Strange Amusement. A Hollywood gangster shoot-'em-up in the making? Not on film, in any case. In fact, the whole thing is an elaborate fantasy produced and paid for by Multimillionaire Artist Bob Graham, who acts on the conviction that all the world's a stage. Big Jim, Boo Boo and the rest of the Doo Dah gang are actors getting paid $450 a week to portray gangland characters from the Roaring Twenties, primarily for the entertainment of Patron Graham—and anyone else who happens by. So far, this strange amusement has cost Graham some $600,000, with no end in sight.

The saga of the Doo Dahs is a succession of polyptychs that Graham somewhat grandly refers to as his "living canvases." "I call it Doo Dah art as a takeoff on Dada art," he says. "I didn't set out to create an art form, although I think it has become one." What he did set out to do was to "inject vitality and fun onto the national scene after the dark years of war and scandal."

Tastes Indulged.
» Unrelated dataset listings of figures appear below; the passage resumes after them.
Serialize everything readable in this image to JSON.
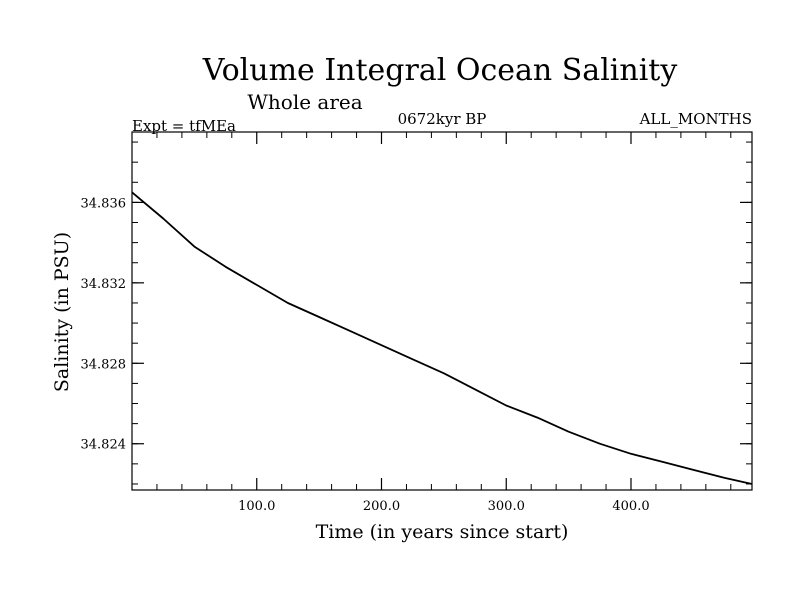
{
  "chart_data": {
    "type": "line",
    "title": "Volume Integral Ocean Salinity",
    "subtitle": "Whole area",
    "annotations": {
      "left": "Expt = tfMEa",
      "center": "0672kyr BP",
      "right": "ALL_MONTHS"
    },
    "xlabel": "Time (in years since start)",
    "ylabel": "Salinity (in PSU)",
    "xlim": [
      0,
      497
    ],
    "ylim": [
      34.8217,
      34.8395
    ],
    "x_ticks": [
      100,
      200,
      300,
      400
    ],
    "x_tick_labels": [
      "100.0",
      "200.0",
      "300.0",
      "400.0"
    ],
    "y_ticks": [
      34.824,
      34.828,
      34.832,
      34.836
    ],
    "y_tick_labels": [
      "34.824",
      "34.828",
      "34.832",
      "34.836"
    ],
    "grid": false,
    "series": [
      {
        "color": "#000000",
        "x": [
          0,
          25,
          50,
          75,
          100,
          125,
          150,
          175,
          200,
          225,
          250,
          275,
          300,
          325,
          350,
          375,
          400,
          425,
          450,
          475,
          497
        ],
        "values": [
          34.8365,
          34.8352,
          34.8338,
          34.8328,
          34.8319,
          34.831,
          34.8303,
          34.8296,
          34.8289,
          34.8282,
          34.8275,
          34.8267,
          34.8259,
          34.8253,
          34.8246,
          34.824,
          34.8235,
          34.8231,
          34.8227,
          34.8223,
          34.822
        ]
      }
    ]
  }
}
With a fortune inherited from his father, who invented a pressure valve for jet engines, the lanky young Graham had the means to indulge his tastes. After graduating from Oxford in 1963 with a degree in art, he opened a gallery in London. In 1968 he staged an exhibition of tableaux vivants called "The Americans." He imported an Alabama dirt farmer, a California fisherman, a stockbroker and an Oklahoma oil driller to stand around and represent themselves, but his pièce de résistance was a New York cab driver complete with yellow cab and nonstop monologue for anyone who ventured to enter it. Says Graham: "It seemed an interesting thing to do."